В эту секунду лежебока появился в столовой, и отец весело к нему обратился:
— В твоем возрасте я в семь утра уже был на ногах. Твое счастье, что тебе не приходится добывать на хлеб, как приходилось твоему работяге отцу.
— Дражайший родитель, ты сколотил состояние темными махинациями на фондовой бирже, — со смехом ответил молодой человек. — А посему мне на законном основании подобает предаваться наглому безделью.
Мистер Роуз бросил на сына быстрый взгляд и тут же рассмеялся от всей души.
— Юный шельмец! Ты позволяешь себе шутить над тем, каким образом я наскреб деньги оплачивать твои чудовищные счета.
Сын принялся читать письма. Отец следил за ним любящими глазами. Он очень гордился красавцем Лесли, который настолько преуспел в Оксфорде, что мистер Роуз мог без ложной скромности похвастаться этим в Сити. Мальчик с честью сдал все экзамены, а его спортивные достижения были отмечены во многих газетах. Когда его приняли в университетскую сборную, мистер Роуз ликовал не меньше, чем в тот день, когда запустил в продажу акции золотого рудника «Нью-Лион». Скоро Лесли должен был жениться на Джэнет Блиссард. Он познакомился с ней в Шропшире, где мистер Роуз купил поместье. Видный финансист был в восторге от этой партии, благо понимал, что полковник Блиссард — одно из первых лиц в графстве. Вспоминая собственных предков, мистер Роуз с удовольствием думал о том, что Лесли поднимается на ступеньку выше по общественной лестнице.

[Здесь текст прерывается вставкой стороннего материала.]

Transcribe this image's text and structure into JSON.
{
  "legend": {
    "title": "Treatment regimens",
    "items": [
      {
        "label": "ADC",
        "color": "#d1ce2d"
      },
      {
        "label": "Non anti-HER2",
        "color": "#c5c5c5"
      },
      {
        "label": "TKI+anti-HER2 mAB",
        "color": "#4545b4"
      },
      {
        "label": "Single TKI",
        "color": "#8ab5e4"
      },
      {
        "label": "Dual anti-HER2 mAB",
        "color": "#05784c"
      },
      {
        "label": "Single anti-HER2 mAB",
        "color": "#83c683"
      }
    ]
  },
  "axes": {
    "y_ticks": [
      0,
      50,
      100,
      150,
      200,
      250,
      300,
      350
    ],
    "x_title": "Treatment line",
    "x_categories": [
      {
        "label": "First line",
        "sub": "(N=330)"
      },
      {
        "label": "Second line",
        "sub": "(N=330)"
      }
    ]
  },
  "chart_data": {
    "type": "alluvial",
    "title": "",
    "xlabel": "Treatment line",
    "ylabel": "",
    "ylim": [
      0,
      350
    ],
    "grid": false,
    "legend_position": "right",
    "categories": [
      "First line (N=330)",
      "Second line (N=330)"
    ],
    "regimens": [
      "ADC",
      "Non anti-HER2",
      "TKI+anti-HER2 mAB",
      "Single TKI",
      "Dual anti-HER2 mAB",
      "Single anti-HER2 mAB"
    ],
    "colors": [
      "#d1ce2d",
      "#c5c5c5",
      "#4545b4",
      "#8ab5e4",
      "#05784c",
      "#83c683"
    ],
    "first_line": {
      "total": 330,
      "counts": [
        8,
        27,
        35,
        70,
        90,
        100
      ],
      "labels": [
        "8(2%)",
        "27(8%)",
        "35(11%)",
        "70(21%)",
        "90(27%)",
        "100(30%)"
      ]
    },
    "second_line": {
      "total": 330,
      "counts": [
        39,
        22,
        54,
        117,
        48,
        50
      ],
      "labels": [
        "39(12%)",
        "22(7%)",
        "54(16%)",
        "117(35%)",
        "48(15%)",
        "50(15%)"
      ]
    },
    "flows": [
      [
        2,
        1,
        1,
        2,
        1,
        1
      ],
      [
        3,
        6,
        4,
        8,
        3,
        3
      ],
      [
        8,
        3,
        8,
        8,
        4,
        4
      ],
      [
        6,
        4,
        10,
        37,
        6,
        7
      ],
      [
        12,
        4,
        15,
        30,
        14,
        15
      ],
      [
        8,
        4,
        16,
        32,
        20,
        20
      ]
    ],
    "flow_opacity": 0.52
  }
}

Молодой человек вскрыл последнее письмо, и безразличное выражение вдруг исчезло с его лица. Он нахмурился и перечитал письмо.
— В чем дело, Лесли? — спросила мать, заметив его замешательство.

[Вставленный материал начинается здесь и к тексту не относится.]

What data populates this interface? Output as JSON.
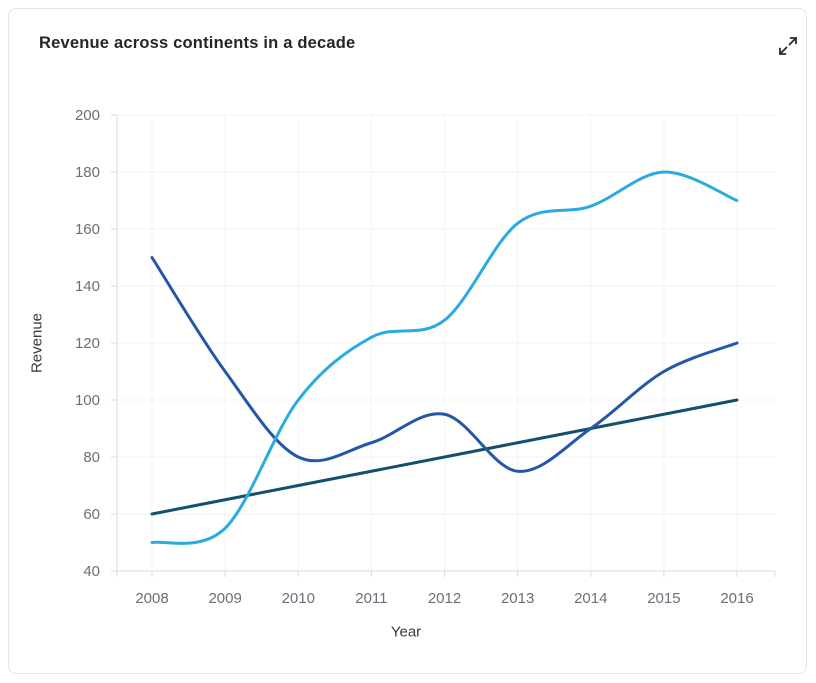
{
  "card": {
    "title": "Revenue across continents in a decade"
  },
  "icons": {
    "expand": "expand-diagonal-arrows"
  },
  "chart_data": {
    "type": "line",
    "title": "Revenue across continents in a decade",
    "xlabel": "Year",
    "ylabel": "Revenue",
    "categories": [
      "2008",
      "2009",
      "2010",
      "2011",
      "2012",
      "2013",
      "2014",
      "2015",
      "2016"
    ],
    "series": [
      {
        "name": "series-light-blue",
        "color": "#29abe2",
        "values": [
          50,
          55,
          100,
          122,
          128,
          162,
          168,
          180,
          170
        ]
      },
      {
        "name": "series-dark-blue",
        "color": "#2457a7",
        "values": [
          150,
          110,
          80,
          85,
          95,
          75,
          90,
          110,
          120
        ]
      },
      {
        "name": "series-teal",
        "color": "#14506e",
        "values": [
          60,
          65,
          70,
          75,
          80,
          85,
          90,
          95,
          100
        ]
      }
    ],
    "ylim": [
      40,
      200
    ],
    "ytick_step": 20,
    "yticks": [
      40,
      60,
      80,
      100,
      120,
      140,
      160,
      180,
      200
    ],
    "grid": true,
    "legend": "none",
    "curve": "smooth",
    "styles": {
      "grid_color": "#f2f3f5",
      "axis_color": "#dde1e6",
      "tick_label_color": "#697077",
      "line_width": 3
    }
  }
}
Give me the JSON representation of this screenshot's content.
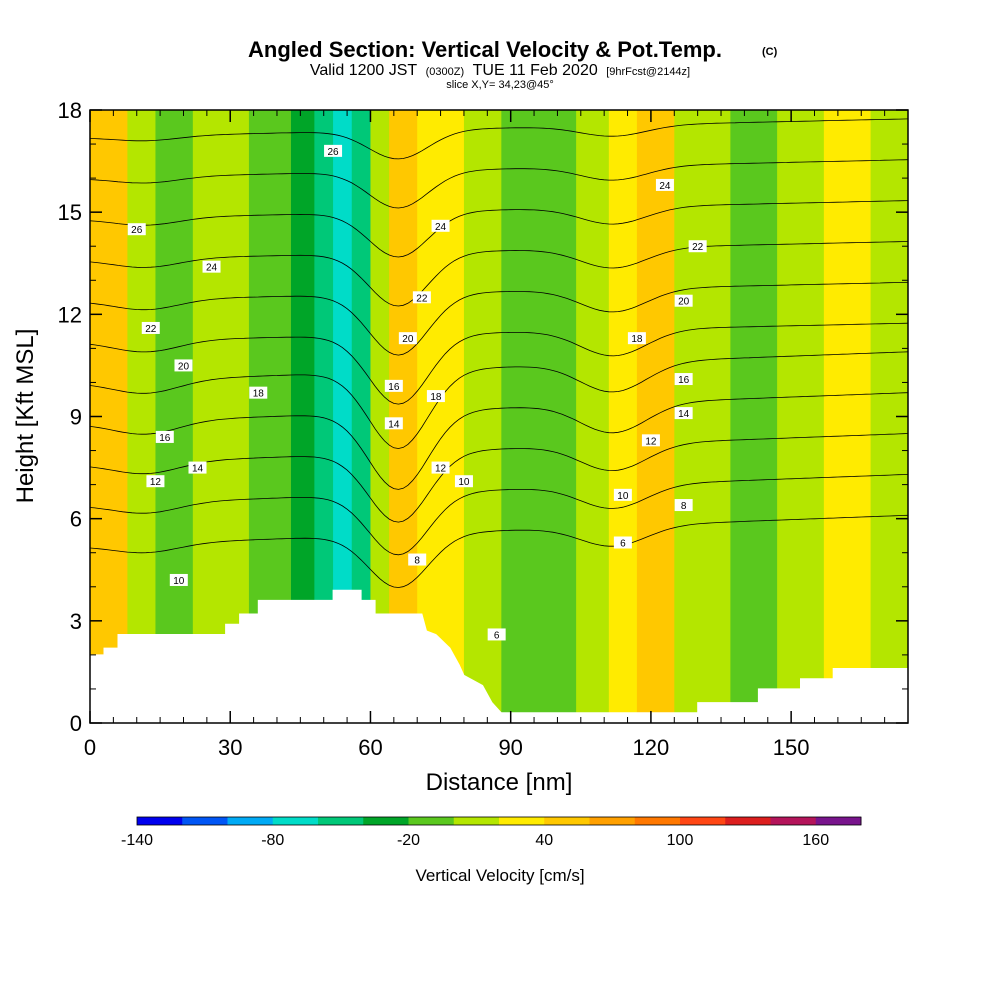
{
  "chart_data": {
    "type": "heatmap",
    "title": "Angled Section: Vertical Velocity & Pot.Temp.",
    "title_mark": "(C)",
    "subtitle": {
      "valid": "Valid 1200 JST",
      "utc": "(0300Z)",
      "date": "TUE 11 Feb 2020",
      "forecast": "[9hrFcst@2144z]"
    },
    "slice_label": "slice X,Y= 34,23@45°",
    "xlabel": "Distance [nm]",
    "ylabel": "Height [Kft MSL]",
    "xlim": [
      0,
      175
    ],
    "ylim": [
      0,
      18
    ],
    "x_ticks": [
      0,
      30,
      60,
      90,
      120,
      150
    ],
    "y_ticks": [
      0,
      3,
      6,
      9,
      12,
      15,
      18
    ],
    "colorbar": {
      "title": "Vertical Velocity [cm/s]",
      "min": -140,
      "max": 180,
      "step": 20,
      "labels": [
        -140,
        -80,
        -20,
        40,
        100,
        160
      ],
      "colors": [
        "#0000ee",
        "#0055f5",
        "#00aaf5",
        "#00dcc8",
        "#00c878",
        "#00a528",
        "#5ac81e",
        "#b4e600",
        "#ffeb00",
        "#ffc800",
        "#ffa000",
        "#ff7800",
        "#ff4614",
        "#dc1e1e",
        "#b4145a",
        "#78148c"
      ]
    },
    "velocity_bands": [
      {
        "x": 0,
        "w": 8,
        "v": 40
      },
      {
        "x": 8,
        "w": 6,
        "v": 0
      },
      {
        "x": 14,
        "w": 8,
        "v": -20
      },
      {
        "x": 22,
        "w": 12,
        "v": 0
      },
      {
        "x": 34,
        "w": 9,
        "v": -20
      },
      {
        "x": 43,
        "w": 5,
        "v": -40
      },
      {
        "x": 48,
        "w": 4,
        "v": -60
      },
      {
        "x": 52,
        "w": 4,
        "v": -80
      },
      {
        "x": 56,
        "w": 4,
        "v": -60
      },
      {
        "x": 60,
        "w": 4,
        "v": 0
      },
      {
        "x": 64,
        "w": 6,
        "v": 40
      },
      {
        "x": 70,
        "w": 10,
        "v": 20
      },
      {
        "x": 80,
        "w": 8,
        "v": 0
      },
      {
        "x": 88,
        "w": 8,
        "v": -20
      },
      {
        "x": 96,
        "w": 8,
        "v": -20
      },
      {
        "x": 104,
        "w": 7,
        "v": 0
      },
      {
        "x": 111,
        "w": 6,
        "v": 20
      },
      {
        "x": 117,
        "w": 8,
        "v": 40
      },
      {
        "x": 125,
        "w": 12,
        "v": 0
      },
      {
        "x": 137,
        "w": 10,
        "v": -20
      },
      {
        "x": 147,
        "w": 10,
        "v": 0
      },
      {
        "x": 157,
        "w": 10,
        "v": 20
      },
      {
        "x": 167,
        "w": 8,
        "v": 0
      }
    ],
    "theta_contours": {
      "levels": [
        6,
        8,
        10,
        12,
        14,
        16,
        18,
        20,
        22,
        24,
        26
      ],
      "labels": [
        {
          "text": "26",
          "x": 52,
          "y": 16.8
        },
        {
          "text": "26",
          "x": 10,
          "y": 14.5
        },
        {
          "text": "24",
          "x": 26,
          "y": 13.4
        },
        {
          "text": "24",
          "x": 75,
          "y": 14.6
        },
        {
          "text": "24",
          "x": 123,
          "y": 15.8
        },
        {
          "text": "22",
          "x": 13,
          "y": 11.6
        },
        {
          "text": "22",
          "x": 71,
          "y": 12.5
        },
        {
          "text": "22",
          "x": 130,
          "y": 14.0
        },
        {
          "text": "20",
          "x": 20,
          "y": 10.5
        },
        {
          "text": "20",
          "x": 68,
          "y": 11.3
        },
        {
          "text": "20",
          "x": 127,
          "y": 12.4
        },
        {
          "text": "18",
          "x": 36,
          "y": 9.7
        },
        {
          "text": "18",
          "x": 74,
          "y": 9.6
        },
        {
          "text": "18",
          "x": 117,
          "y": 11.3
        },
        {
          "text": "16",
          "x": 16,
          "y": 8.4
        },
        {
          "text": "16",
          "x": 65,
          "y": 9.9
        },
        {
          "text": "16",
          "x": 127,
          "y": 10.1
        },
        {
          "text": "14",
          "x": 23,
          "y": 7.5
        },
        {
          "text": "14",
          "x": 65,
          "y": 8.8
        },
        {
          "text": "14",
          "x": 127,
          "y": 9.1
        },
        {
          "text": "12",
          "x": 14,
          "y": 7.1
        },
        {
          "text": "12",
          "x": 75,
          "y": 7.5
        },
        {
          "text": "12",
          "x": 120,
          "y": 8.3
        },
        {
          "text": "10",
          "x": 80,
          "y": 7.1
        },
        {
          "text": "10",
          "x": 114,
          "y": 6.7
        },
        {
          "text": "10",
          "x": 19,
          "y": 4.2
        },
        {
          "text": "8",
          "x": 70,
          "y": 4.8
        },
        {
          "text": "8",
          "x": 127,
          "y": 6.4
        },
        {
          "text": "6",
          "x": 114,
          "y": 5.3
        },
        {
          "text": "6",
          "x": 87,
          "y": 2.6
        }
      ]
    },
    "terrain": [
      [
        0,
        2.0
      ],
      [
        3,
        2.0
      ],
      [
        3,
        2.2
      ],
      [
        6,
        2.2
      ],
      [
        6,
        2.6
      ],
      [
        29,
        2.6
      ],
      [
        29,
        2.9
      ],
      [
        32,
        2.9
      ],
      [
        32,
        3.2
      ],
      [
        36,
        3.2
      ],
      [
        36,
        3.6
      ],
      [
        52,
        3.6
      ],
      [
        52,
        3.9
      ],
      [
        58,
        3.9
      ],
      [
        58,
        3.6
      ],
      [
        61,
        3.6
      ],
      [
        61,
        3.2
      ],
      [
        71,
        3.2
      ],
      [
        72,
        2.7
      ],
      [
        74,
        2.6
      ],
      [
        77,
        2.2
      ],
      [
        79,
        1.7
      ],
      [
        80,
        1.4
      ],
      [
        84,
        1.1
      ],
      [
        86,
        0.6
      ],
      [
        88,
        0.3
      ],
      [
        130,
        0.3
      ],
      [
        130,
        0.6
      ],
      [
        143,
        0.6
      ],
      [
        143,
        1.0
      ],
      [
        152,
        1.0
      ],
      [
        152,
        1.3
      ],
      [
        159,
        1.3
      ],
      [
        159,
        1.6
      ],
      [
        175,
        1.6
      ]
    ]
  }
}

— Это от полковника Блиссарда. Вы же знаете, завтра меня должны принимать в «Ганиз», а он там в правлении. Он пишет, что дела заставляют его уехать из Лондона, поэтому на заседании быть не сможет и мне лучше снять свою кандидатуру, ведь в такой клуб, как «Ганиз», вряд ли примут без поддержки одного из членов правления.
— Дай-ка взгляну, — отрывисто произнес мистер Роуз и протянул руку.
Пока отец читал, Лесли не сводил с него глаз.
— Вероятно, он хочет сказать, что меня прокатят, если я не последую его совету?
— Безусловно.
— Но почему полковник Блиссард не может отложить поездку, раз от его присутствия зависит прием Лесли? — с тревогой в голосе спросила миссис Роуз. — По-моему, с его стороны это чистой воды эгоизм. Ему ли не знать, как много значит для молодого человека попасть в хороший клуб.